Atravesar la plaza sí que es un trabajo de gigantes. Pero, por supuesto, conseguirá su objetivo y llegará a la balconada para felicitar las fiestas…
En la plaza
Este martes, en el que parece que el tiempo va a acompañar pero sin que se llegue al calor extremo de semanas precedentes, serán muchas las familias y grupos de amigos que comenzarán las fiestas entre el vermut y la comida. Hay que calentar en condiciones para lo que vendrá después. Luego tocará encaminar los pasos hacia la Virgen Blanca, aunque cada vez son más los lugares alternativos que se buscan para seguir la bajada, como pasa en la plaza Nueva, donde un año tras otro se junta más personal.
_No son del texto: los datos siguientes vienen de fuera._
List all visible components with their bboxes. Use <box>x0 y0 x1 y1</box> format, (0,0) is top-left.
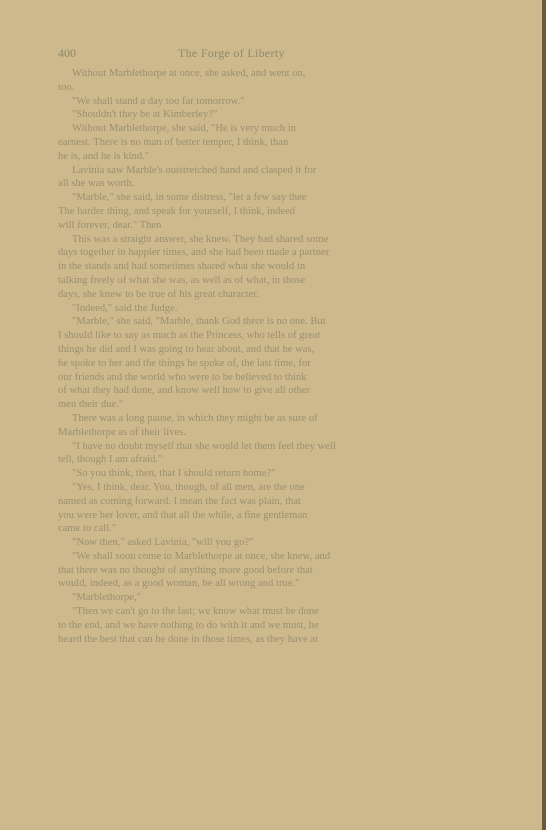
text-line: "We shall soon come to Marblethorpe at o… <box>58 550 458 564</box>
text-line: "Indeed," said the Judge. <box>58 302 458 316</box>
text-line: that there was no thought of anything mo… <box>58 564 458 578</box>
text-line: "Now then," asked Lavinia, "will you go?… <box>58 536 458 550</box>
book-page: 400 The Forge of Liberty Without Marblet… <box>58 46 458 646</box>
running-header: 400 The Forge of Liberty <box>58 46 458 61</box>
text-line: heard the best that can be done in those… <box>58 633 458 647</box>
page-number: 400 <box>58 46 178 61</box>
text-line: days together in happier times, and she … <box>58 246 458 260</box>
page-edge-shadow <box>542 0 546 830</box>
text-line: I should like to say as much as the Prin… <box>58 329 458 343</box>
text-line: The harder thing, and speak for yourself… <box>58 205 458 219</box>
text-line: "Shouldn't they be at Kimberley?" <box>58 108 458 122</box>
text-line: came to call." <box>58 522 458 536</box>
text-line: to the end, and we have nothing to do wi… <box>58 619 458 633</box>
text-line: tell, though I am afraid." <box>58 453 458 467</box>
text-line: named as coming forward. I mean the fact… <box>58 495 458 509</box>
text-line: he is, and he is kind." <box>58 150 458 164</box>
text-line: days, she knew to be true of his great c… <box>58 288 458 302</box>
text-line: "Then we can't go to the last; we know w… <box>58 605 458 619</box>
text-line: of what they had done, and know well how… <box>58 384 458 398</box>
text-line: our friends and the world who were to be… <box>58 371 458 385</box>
text-line: "So you think, then, that I should retur… <box>58 467 458 481</box>
text-line: would, indeed, as a good woman, be all w… <box>58 577 458 591</box>
text-line: you were her lover, and that all the whi… <box>58 509 458 523</box>
text-line: Without Marblethorpe, she said, "He is v… <box>58 122 458 136</box>
body-text: Without Marblethorpe at once, she asked,… <box>58 67 458 646</box>
text-line: Without Marblethorpe at once, she asked,… <box>58 67 458 81</box>
text-line: "Yes, I think, dear. You, though, of all… <box>58 481 458 495</box>
text-line: he spoke to her and the things he spoke … <box>58 357 458 371</box>
text-line: Lavinia saw Marble's outstretched hand a… <box>58 164 458 178</box>
text-line: "We shall stand a day too far tomorrow." <box>58 95 458 109</box>
text-line: "Marble," she said, "Marble, thank God t… <box>58 315 458 329</box>
text-line: talking freely of what she was, as well … <box>58 274 458 288</box>
text-line: "Marblethorpe," <box>58 591 458 605</box>
running-title: The Forge of Liberty <box>178 46 285 61</box>
text-line: "Marble," she said, in some distress, "l… <box>58 191 458 205</box>
text-line: earnest. There is no man of better tempe… <box>58 136 458 150</box>
text-line: too. <box>58 81 458 95</box>
text-line: things he did and I was going to hear ab… <box>58 343 458 357</box>
text-line: Marblethorpe as of their lives. <box>58 426 458 440</box>
text-line: men their due." <box>58 398 458 412</box>
text-line: all she was worth. <box>58 177 458 191</box>
text-line: "I have no doubt myself that she would l… <box>58 440 458 454</box>
text-line: will forever, dear." Then <box>58 219 458 233</box>
text-line: There was a long pause, in which they mi… <box>58 412 458 426</box>
text-line: This was a straight answer, she knew. Th… <box>58 233 458 247</box>
text-line: in the stands and had sometimes shared w… <box>58 260 458 274</box>
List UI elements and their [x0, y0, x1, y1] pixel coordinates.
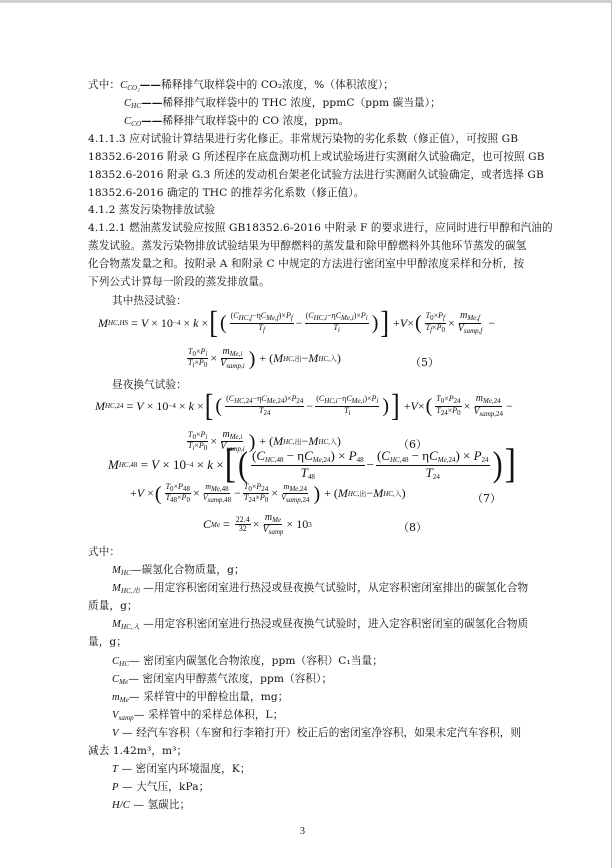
- def-v: V — 经汽车容积（车窗和行李箱打开）校正后的密闭室净容积，如果未定汽车容积，则: [112, 726, 521, 741]
- para-4121-line1: 4.1.2.1 燃油蒸发试验应按照 GB18352.6-2016 中附录 F 的…: [88, 221, 553, 235]
- def-mhc: MHC—碳氢化合物质量，g；: [112, 563, 245, 580]
- def-mhc-out-cont: 质量，g；: [88, 599, 138, 613]
- def-mme: mMe— 采样管中的甲醇检出量，mg；: [112, 690, 288, 707]
- def-p: P — 大气压，kPa；: [112, 780, 209, 795]
- equation-8-number: （8）: [398, 519, 427, 535]
- def-vsamp: Vsamp— 采样管中的采样总体积，L；: [112, 708, 283, 725]
- equation-7-line2: +V ×( T0×P48T48×P0× mMe,48Vsamp,48− T0×P…: [130, 483, 406, 505]
- para-4121-line4: 下列公式计算每一阶段的蒸发排放量。: [88, 275, 270, 289]
- para-4113-line4: 18352.6-2016 确定的 THC 的推荐劣化系数（修正值）。: [88, 186, 364, 200]
- def-cme: CMe— 密闭室内甲醇蒸气浓度，ppm（容积）；: [112, 672, 332, 689]
- label-diurnal: 昼夜换气试验：: [112, 378, 187, 392]
- para-4121-line2: 蒸发试验。蒸发污染物排放试验结果为甲醇燃料的蒸发量和除甲醇燃料外其他环节蒸发的碳…: [88, 239, 526, 253]
- equation-7-line1: MHC,48 = V × 10−4 × k × [( (CHC,48 − ηCM…: [108, 448, 517, 482]
- def-t: T — 密闭室内环境温度，K；: [112, 762, 251, 777]
- def-v-cont: 减去 1.42m³，m³；: [88, 744, 187, 758]
- def-cco: CCO——稀释排气取样袋中的 CO 浓度，ppm。: [124, 114, 349, 131]
- para-4121-line3: 化合物蒸发量之和。按附录 A 和附录 C 中规定的方法进行密闭室中甲醇浓度采样和…: [88, 257, 524, 271]
- equation-5-line2: T0×PiTi×P0× mMe,iVsamp,i) + (MHC,出 − MHC…: [185, 347, 341, 371]
- section-heading-412: 4.1.2 蒸发污染物排放试验: [88, 203, 215, 217]
- para-4113-line1: 4.1.1.3 应对试验计算结果进行劣化修正。非常规污染物的劣化系数（修正值），…: [88, 132, 528, 146]
- def-mhc-out: MHC,出 —用定容积密闭室进行热浸或昼夜换气试验时，从定容积密闭室排出的碳氢化…: [112, 581, 528, 598]
- def-cco2: 式中：CCO₂——稀释排气取样袋中的 CO₂浓度，%（体积浓度）；: [88, 78, 394, 95]
- def-mhc-in-cont: 量，g；: [88, 635, 127, 649]
- def-chc-bottom: CHC— 密闭室内碳氢化合物浓度，ppm（容积）C₁当量；: [112, 654, 383, 671]
- def-chc: CHC——稀释排气取样袋中的 THC 浓度，ppmC（ppm 碳当量）；: [124, 96, 441, 113]
- equation-7-number: （7）: [472, 490, 501, 506]
- document-page: 式中：CCO₂——稀释排气取样袋中的 CO₂浓度，%（体积浓度）； CHC——稀…: [0, 0, 611, 868]
- equation-5-number: （5）: [410, 354, 439, 370]
- equation-5-line1: MHC,HS = V × 10−4 × k × [( (CHC,f−ηCMe,f…: [98, 310, 495, 336]
- equation-8: CMe = 22.432× mMeVsamp× 103: [203, 513, 312, 537]
- page-number: 3: [300, 826, 305, 837]
- def-mhc-in: MHC,入 —用定容积密闭室进行热浸或昼夜换气试验时，进入定容积密闭室的碳氢化合…: [112, 617, 528, 634]
- para-4113-line3: 18352.6-2016 附录 G.3 所述的发动机台架老化试验方法进行实测耐久…: [88, 168, 528, 182]
- def-hc-ratio: H/C — 氢碳比；: [112, 798, 190, 813]
- label-hot-soak: 其中热浸试验：: [112, 294, 187, 308]
- label-where: 式中：: [88, 545, 120, 559]
- equation-6-line1: MHC,24 = V × 10−4 × k × [( (CHC,24−ηCMe,…: [95, 393, 513, 419]
- para-4113-line2: 18352.6-2016 附录 G 所述程序在底盘测功机上或试验场进行实测耐久试…: [88, 150, 528, 164]
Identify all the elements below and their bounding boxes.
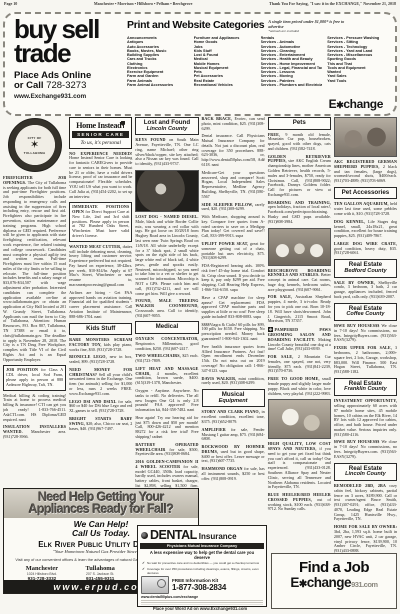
category-column-2: Furniture and AppliancesHome GoodsJobsKi…	[194, 36, 256, 87]
section-header: Real EstateBedford County	[334, 259, 397, 277]
region-list: Manchester • Morrison • Hillsboro • Pelh…	[94, 1, 192, 6]
find-a-job-ad: Find a Job E✱change931.com	[271, 553, 397, 609]
section-title: Pet Accessories	[336, 190, 395, 197]
category-column-4: Services - Pressure WashingServices - Si…	[327, 36, 389, 87]
classified-ad: Have a CPAP machine for sleep apnea? Get…	[202, 296, 265, 320]
dental-company: Physicians Mutual Insurance Company	[140, 543, 264, 549]
place-ads-text: Place Ads Online or Call 728-3273	[14, 71, 124, 91]
buy-sell-trade-block: buy sell trade Place Ads Online or Call …	[14, 18, 124, 100]
home-instead-slogan: To us, it's personal	[72, 140, 129, 146]
masthead: Page 10 Manchester • Morrison • Hillsbor…	[4, 1, 396, 6]
classified-ad: REMODELED 2BD, 2BA cozy cabin feel, hick…	[334, 484, 397, 522]
dental-bullets: ✓No wait for preventive care and no dedu…	[142, 561, 262, 575]
classified-ad: $$$$Viagra & Cialis! 60 pills for $99, 1…	[202, 323, 265, 342]
home-instead-brand: Home Instead	[72, 121, 129, 130]
category-item: Services - Health and Beauty	[261, 57, 323, 61]
dental-headline: A less expensive way to help get the den…	[138, 550, 266, 560]
find-a-job-text: Find a Job	[272, 560, 396, 575]
section-county: Bedford County	[336, 269, 395, 275]
section-header: Lost and FoundLincoln County	[135, 117, 198, 135]
classified-ad: TEN GALLON AQUARIUM, held water last tim…	[334, 202, 397, 216]
section-header: Pets	[268, 117, 331, 130]
check-icon: ✓	[142, 567, 145, 571]
classified-ad: BLUE HEELER/RED HEELER CROSSED PUPPIES, …	[268, 493, 331, 512]
classified-ad: With Medicare, shopping around is key. C…	[202, 215, 265, 239]
classified-ad: INVESTMENT OPPORTUNITY, selling approxim…	[334, 399, 397, 437]
classified-ad: BACK BRACE, Evotec, can send photo, mint…	[202, 117, 265, 131]
dental-insurance-ad: DENTAL Insurance Physicians Mutual Insur…	[137, 525, 267, 607]
categories-note: A single item priced under $1,000* is fr…	[268, 19, 356, 33]
seal-star-icon: ✶	[24, 140, 46, 151]
dental-website: www.dental50plus.com/exchange	[141, 595, 263, 599]
exchange-logo: E✱change	[329, 97, 383, 111]
location-tullahoma: Tullahoma 207 S. Jackson St. 931-455-931…	[86, 565, 115, 581]
classified-ad: LOST DOG - NAMED DIESEL. Male, black and…	[135, 215, 198, 296]
category-item: Services - Plumbers and Electricians	[261, 83, 323, 87]
classified-ad: BEECHGROVE BOARDING KENNELS AND STABLES.…	[268, 269, 331, 293]
section-county: Coffee County	[336, 312, 395, 318]
dental-bullet: ✓Coverage for over 350 procedures includ…	[142, 567, 262, 575]
home-instead-logo-ad: Home InsteadSENIOR CARETo us, it's perso…	[69, 117, 132, 149]
dental-title: DENTAL Insurance	[138, 526, 266, 542]
classified-ad: HIGH QUALITY, LOW COST SPAYS AND NEUTERS…	[268, 442, 331, 490]
classified-ad: HOME FOR SALE BY OWNER: 3bd, 2ba, 1,593 …	[334, 525, 397, 554]
classified-ad: NO EXPERIENCE NEEDED! Home Instead Senio…	[69, 152, 132, 200]
section-county: Lincoln County	[137, 127, 196, 133]
classified-ad: SIDE SLEEPER PILLOW, rarely used, $20. (…	[202, 203, 265, 213]
classified-ad: FREE, 9 month old female, Mountain Cur p…	[268, 133, 331, 152]
newspaper-page: Page 10 Manchester • Morrison • Hillsbor…	[0, 0, 400, 614]
lost-dog-photo	[135, 170, 198, 212]
exchange-url: www.Exchange931.com	[14, 93, 124, 100]
classified-ad: NEED MONEY FOR CHRISTMAS? Sell all your …	[69, 368, 132, 397]
classified-ad: FDA-Registered hearing aids. 100% risk f…	[202, 264, 265, 293]
classified-ad: FOR SALE, 2 Mountain Cur females, one sp…	[268, 355, 331, 374]
tullahoma-city-seal: CITY OF✶TULLAHOMA	[8, 118, 62, 172]
dog-and-cat-photo	[268, 399, 331, 439]
category-item: Farm Animal Accessories	[127, 83, 189, 87]
classified-ad: FIREFIGHTER JOB OPENINGS. The City of Tu…	[3, 176, 66, 362]
classified-ad: BIONICLE LEGO, new in box, sealed, $99. …	[69, 355, 132, 365]
exchange931-logo: E✱change931.com	[272, 575, 396, 592]
classified-ad: BATTERY OPERATED WHEELCHAIR for sale, $5…	[135, 443, 198, 457]
section-title: Medical	[137, 324, 196, 331]
category-columns: AnnouncementsAntiquesAuto AccessoriesBoo…	[127, 36, 389, 87]
seal-text-bottom: TULLAHOMA	[24, 151, 46, 155]
german-shepherd-puppies-photo	[334, 117, 397, 157]
section-county: Lincoln County	[336, 472, 395, 478]
classified-ad: $$WE BUY HOUSES$$ We close in 7-10 days!…	[334, 440, 397, 459]
section-header: Kids Stuff	[69, 323, 132, 336]
section-header: Real EstateLincoln County	[334, 463, 397, 481]
classified-ad: FREE TO GOOD HOME, small female puppy an…	[268, 377, 331, 396]
classified-ad: ROCKWOOD BY HOHNER DRUMS, used but in go…	[202, 445, 265, 464]
classified-ad: JOB POSITION for Class A CDL driver, loc…	[3, 365, 66, 390]
categories-note-exclusion: *animals are excluded	[268, 29, 356, 33]
elk-river-headline: Need Help Getting Your Appliances Ready …	[4, 489, 198, 518]
classified-ad: ❉PAMPERED PAWS GROOMING SALON AND BOARDI…	[268, 327, 331, 352]
classified-ad: IMMEDIATE POSITIONS OPEN for Direct Supp…	[69, 202, 132, 241]
footer-word-ad-line: Place your Word Ad on www.Exchange931.co…	[120, 606, 280, 611]
check-icon: ✓	[142, 561, 145, 565]
information-kit-image	[141, 576, 169, 594]
classified-ad: LEGO DSI AND DSIXL for sale, $60 or $40 …	[69, 400, 132, 414]
classified-ad: Medical billing & coding training! Train…	[3, 394, 66, 423]
classified-ad: Dental insurance. Call Physicians Mutual…	[202, 134, 265, 167]
category-item: Recreational Vehicles	[194, 83, 256, 87]
section-header: Medical	[135, 321, 198, 334]
classified-ad: BRIGHT STARTS BABY SWING, $20; also, Chi…	[69, 417, 132, 431]
promo-box: buy sell trade Place Ads Online or Call …	[3, 12, 397, 116]
section-title: Pets	[270, 120, 329, 127]
section-header: Pet Accessories	[334, 187, 397, 200]
classified-ad: RARE MONSTERS SCREAM FACTORY TOY, kids p…	[69, 338, 132, 352]
section-title: Kids Stuff	[71, 326, 130, 333]
boarding-kennel-dogs-photo	[268, 228, 331, 266]
classified-ad: KEYS FOUND on South Main Avenue, Fayette…	[135, 138, 198, 167]
trade-line: trade	[14, 42, 124, 66]
tree-icon	[121, 121, 125, 128]
star-icon: ✱	[299, 579, 307, 590]
classified-column-6: AKC REGISTERED GERMAN SHEPHERD PUPPIES, …	[334, 117, 397, 611]
page-number: Page 10	[4, 1, 17, 6]
classified-ad: BOARDING AND TRAINING, open holidays, fr…	[268, 201, 331, 225]
classified-ad: INSULATION INSTALLERS WANTED. Manchester…	[3, 425, 66, 439]
classified-ad: Free health insurance quotes from Allied…	[202, 345, 265, 374]
section-header: Real EstateCoffee County	[334, 303, 397, 321]
section-header: MusicalEquipment	[202, 389, 265, 407]
location-manchester: Manchester 1024 Hillsboro Blvd. 931-728-…	[26, 565, 58, 581]
category-item: Yard Tools	[327, 79, 389, 83]
classified-ad: FOR SALE, Australian Shepherd puppies, 4…	[268, 295, 331, 324]
classified-ad: FIXER UPPER FOR SALE, 3 bedrooms, 2 bath…	[334, 346, 397, 375]
classified-ad: AMPLIFIER for sale, Fender Mustang I gui…	[202, 428, 265, 442]
categories-title: Print and Website Categories	[127, 19, 264, 31]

Cabe recordar a quienes acudan al acto inaugural de La Blanca que habrá controles de acceso y que está prohibido entrar con diferentes elementos. Es decir, que mejor ir con tiempo, aún asumiendo que los apretones se van a producir.
Serán las seis de la tarde, el cohete irá hacia el cielo, la Banda Municipal de Música de Vitoria empezará a tocar y Celedón hará su aparición. Kerejazu sonríe. Sabe que ahí será su momento, ese instante en el que el muñeco se convertirá en carne y hueso. Atravesar la plaza sí que es un trabajo de gigantes. Pero, por supuesto, conseguirá su objetivo y llegará a la balconada para felicitar las fiestas, reivindicar unas jornadas sin agresiones ni ataques, llamar al encuentro y, cómo no, entonar Celedón ha hecho una casa nueva, Celedón, con ventana y balcón…
Iñaki Kerejazu, Celedón, posando con Gigantes y Cabezudos para DIARIO DE NOTICIAS DE ÁLAVA Alex Larretxi
A partir de ahí, la fiesta se desplazará a otros espacios de la ciudad. Como siempre, habrá quien pedirá agua a quienes habitan en calles como Zapatería o Correría; también quien intente recordar dónde se había quedado con los amigos o las amigas en caso de perderse; quien se quede en la primera barra que vea; quien…
Vitoria-Gasteiz ya tiene todo preparado. Los Gigantes y Cabezudos se preparan. Celedón se despide de ellos… pero solo por un instante.